Вот так Старшая Мать навсегда покинула нас. Вместе с этой утратой еще и другая мука начала терзать меня. Покуда Старшая Мать была жива, я их с Младшей Матерью, казалось мне, равно любил. Вернее, об этом и не задумывался, любовь свою на доли не делил.
Но когда Старшая Мать оставила этот мир, я к Младшей — к родной матери, которая родила, грудью своей вскормила меня, — вдруг почувствовал холод и отчуждение. Даже избегать ее начал. Она мое горе разделить, утешить, по голове погладить хочет. Я уклоняюсь, из-под рук ее выскальзываю. Она какие-то ласковые слова говорит. Я не слышу. Душа рвется, а ничего поделать не могу. Что же случилось со мной, что сталось? Неужели Старшая Мать все с собой забрала? Как быть? За все это Младшей Матери в ноги готов упасть, о прощении молить… Только не могу… Ведь мне уже шестнадцать. А сам, когда один останусь, плачу, удержаться не в силах. Это не я, детство мое, которое за камзол Старшей Матери держалось, плачет. И не скоро ему выплакаться…
Время брало свое. Как говорила Старшая Мать, блуждавшая душа к своему гнезду вернулась. Вернулась — и надвое разделилась. Одна половина памятью и верностью стала, вторая — жизнью и надеждой. Так каждой матери своя доля вышла — память и жизнь. И я одной душой, поделенной надвое, начал жить. Так и живу.

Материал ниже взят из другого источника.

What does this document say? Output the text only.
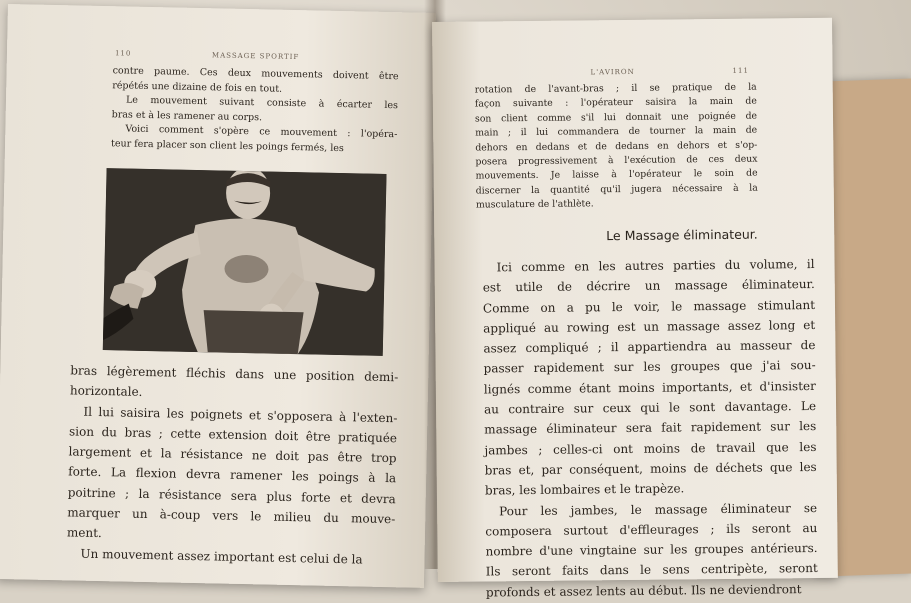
110	MASSAGE SPORTIF
contre paume. Ces deux mouvements doivent être
répétés une dizaine de fois en tout.
Le mouvement suivant consiste à écarter les
bras et à les ramener au corps.
Voici comment s'opère ce mouvement : l'opéra-
teur fera placer son client les poings fermés, les
bras légèrement fléchis dans une position demi-
horizontale.
Il lui saisira les poignets et s'opposera à l'exten-
sion du bras ; cette extension doit être pratiquée
largement et la résistance ne doit pas être trop
forte. La flexion devra ramener les poings à la
poitrine ; la résistance sera plus forte et devra
marquer un à-coup vers le milieu du mouve-
ment.
Un mouvement assez important est celui de la
L'AVIRON	111
rotation de l'avant-bras ; il se pratique de la
façon suivante : l'opérateur saisira la main de
son client comme s'il lui donnait une poignée de
main ; il lui commandera de tourner la main de
dehors en dedans et de dedans en dehors et s'op-
posera progressivement à l'exécution de ces deux
mouvements. Je laisse à l'opérateur le soin de
discerner la quantité qu'il jugera nécessaire à la
musculature de l'athlète.
Le Massage éliminateur.
Ici comme en les autres parties du volume, il
est utile de décrire un massage éliminateur.
Comme on a pu le voir, le massage stimulant
appliqué au rowing est un massage assez long et
assez compliqué ; il appartiendra au masseur de
passer rapidement sur les groupes que j'ai sou-
lignés comme étant moins importants, et d'insister
au contraire sur ceux qui le sont davantage. Le
massage éliminateur sera fait rapidement sur les
jambes ; celles-ci ont moins de travail que les
bras et, par conséquent, moins de déchets que les
bras, les lombaires et le trapèze.
Pour les jambes, le massage éliminateur se
composera surtout d'effleurages ; ils seront au
nombre d'une vingtaine sur les groupes antérieurs.
Ils seront faits dans le sens centripète, seront
profonds et assez lents au début. Ils ne deviendront
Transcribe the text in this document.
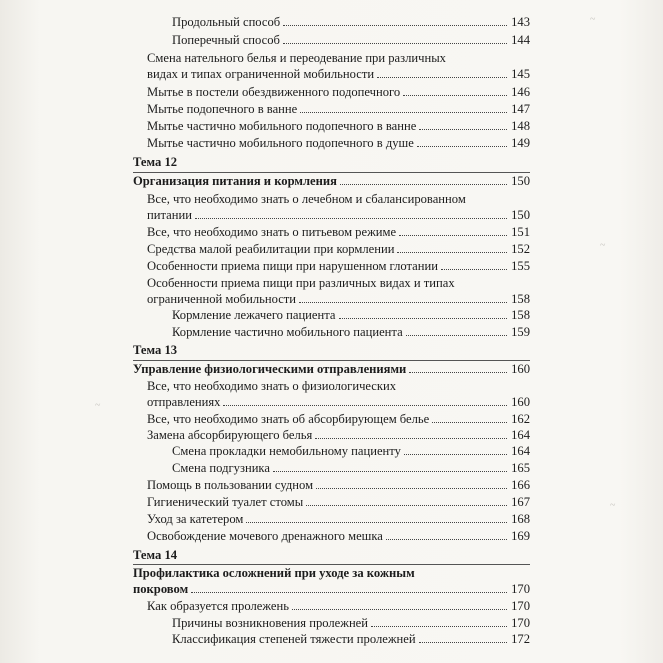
~
~
~
~
Продольный способ	143
Поперечный способ	144
Смена нательного белья и переодевание при различных
видах и типах ограниченной мобильности	145
Мытье в постели обездвиженного подопечного	146
Мытье подопечного в ванне	147
Мытье частично мобильного подопечного в ванне	148
Мытье частично мобильного подопечного в душе	149
Тема 12
Организация питания и кормления	150
Все, что необходимо знать о лечебном и сбалансированном
питании	150
Все, что необходимо знать о питьевом режиме	151
Средства малой реабилитации при кормлении	152
Особенности приема пищи при нарушенном глотании	155
Особенности приема пищи при различных видах и типах
ограниченной мобильности	158
Кормление лежачего пациента	158
Кормление частично мобильного пациента	159
Тема 13
Управление физиологическими отправлениями	160
Все, что необходимо знать о физиологических
отправлениях	160
Все, что необходимо знать об абсорбирующем белье	162
Замена абсорбирующего белья	164
Смена прокладки немобильному пациенту	164
Смена подгузника	165
Помощь в пользовании судном	166
Гигиенический туалет стомы	167
Уход за катетером	168
Освобождение мочевого дренажного мешка	169
Тема 14
Профилактика осложнений при уходе за кожным
покровом	170
Как образуется пролежень	170
Причины возникновения пролежней	170
Классификация степеней тяжести пролежней	172
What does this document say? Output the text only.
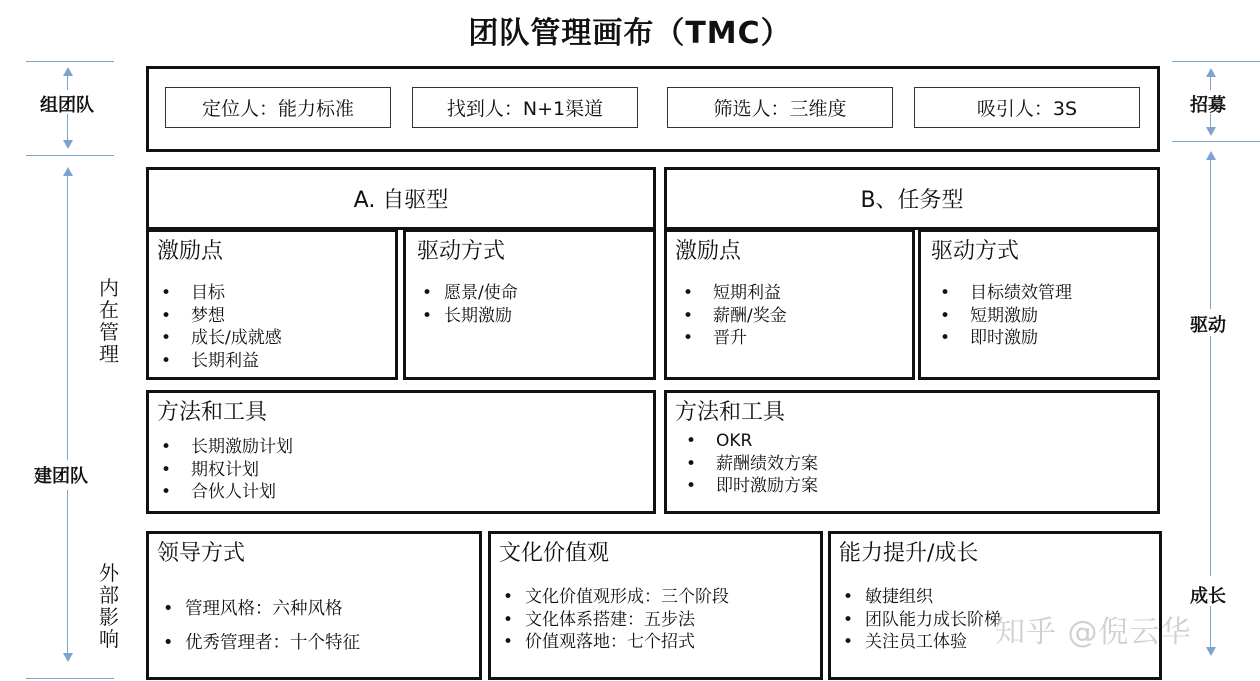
团队管理画布（TMC）
组团队
建团队
内在管理
外部影响
招募
驱动
成长
定位人：能力标准	找到人：N+1渠道	筛选人：三维度	吸引人：3S
A. 自驱型	B、任务型
激励点
• 目标
• 梦想
• 成长/成就感
• 长期利益
驱动方式
• 愿景/使命
• 长期激励
激励点
• 短期利益
• 薪酬/奖金
• 晋升
驱动方式
• 目标绩效管理
• 短期激励
• 即时激励
方法和工具
• 长期激励计划
• 期权计划
• 合伙人计划
方法和工具
• OKR
• 薪酬绩效方案
• 即时激励方案
领导方式
• 管理风格：六种风格
• 优秀管理者：十个特征
文化价值观
• 文化价值观形成：三个阶段
• 文化体系搭建：五步法
• 价值观落地：七个招式
能力提升/成长
• 敏捷组织
• 团队能力成长阶梯
• 关注员工体验 知乎 @倪云华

Вот уже и с войны много лет миновало. Миру покой пришел, стране достаток. Раны телесные затянулись, душевные унялись. Несчастный с горем, сирота с сиротством, безногий с хромотой, безрукий с пустым рукавом своим свыкаются понемногу. А что делать, надо привыкать. Мы, кто из боя живыми вернулись, снова, как в детстве, сблизились, теснее стали жить. Общая судьба, которую мы пронесли по единственному шаткому мосту, от смерти к жизни протянувшемуся, снова у одного очага собрала нас. Даже мужчины, которые в юности из-за девушек чуть не ножи скрещивали, о кровной вражде своей забыли, к одному огню прибиваются, из одной чашки готовы есть. С теми, кто на чужбину уехал, вестями обмениваемся, приветы шлем. И все же одного мы, ровесники, боимся переклички. Знаем, там, где когда-то густой лес шумел, редкие деревья стоят. Один ровесник отзовется, четверо — нет. Про лес я не зря вспомнил. Был возле аула когда-то могучий дубняк. За четыре долгие военные зимы его весь извели. Лишь одинокие печальные дубы то там, то здесь высятся. Самые огромные, самые могучие остались. Видно, женщинам и детям свалить их было не под силу.

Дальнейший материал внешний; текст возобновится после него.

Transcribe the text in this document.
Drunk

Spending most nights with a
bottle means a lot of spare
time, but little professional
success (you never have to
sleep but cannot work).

Порою и чудо случается: или без вести пропавший — весточку пришлет, или уже отпели и похоронили кого, погибшим считали — сам домой приходит. Потому у ожидающих все еще не уймется в сердце надежда, ноет и ноет…
В год, когда помер было уже, да ожил Круглый Талип, вернулся в аул давно похороненный Насип Удачливая Рука. Мы встретились. Не будь этой встречи, мой рассказ о нем был бы, наверное, короток: «У Насипа рука легкая, это все знают. Что тут еще прибавишь?» А прибавить, оказывается, было что.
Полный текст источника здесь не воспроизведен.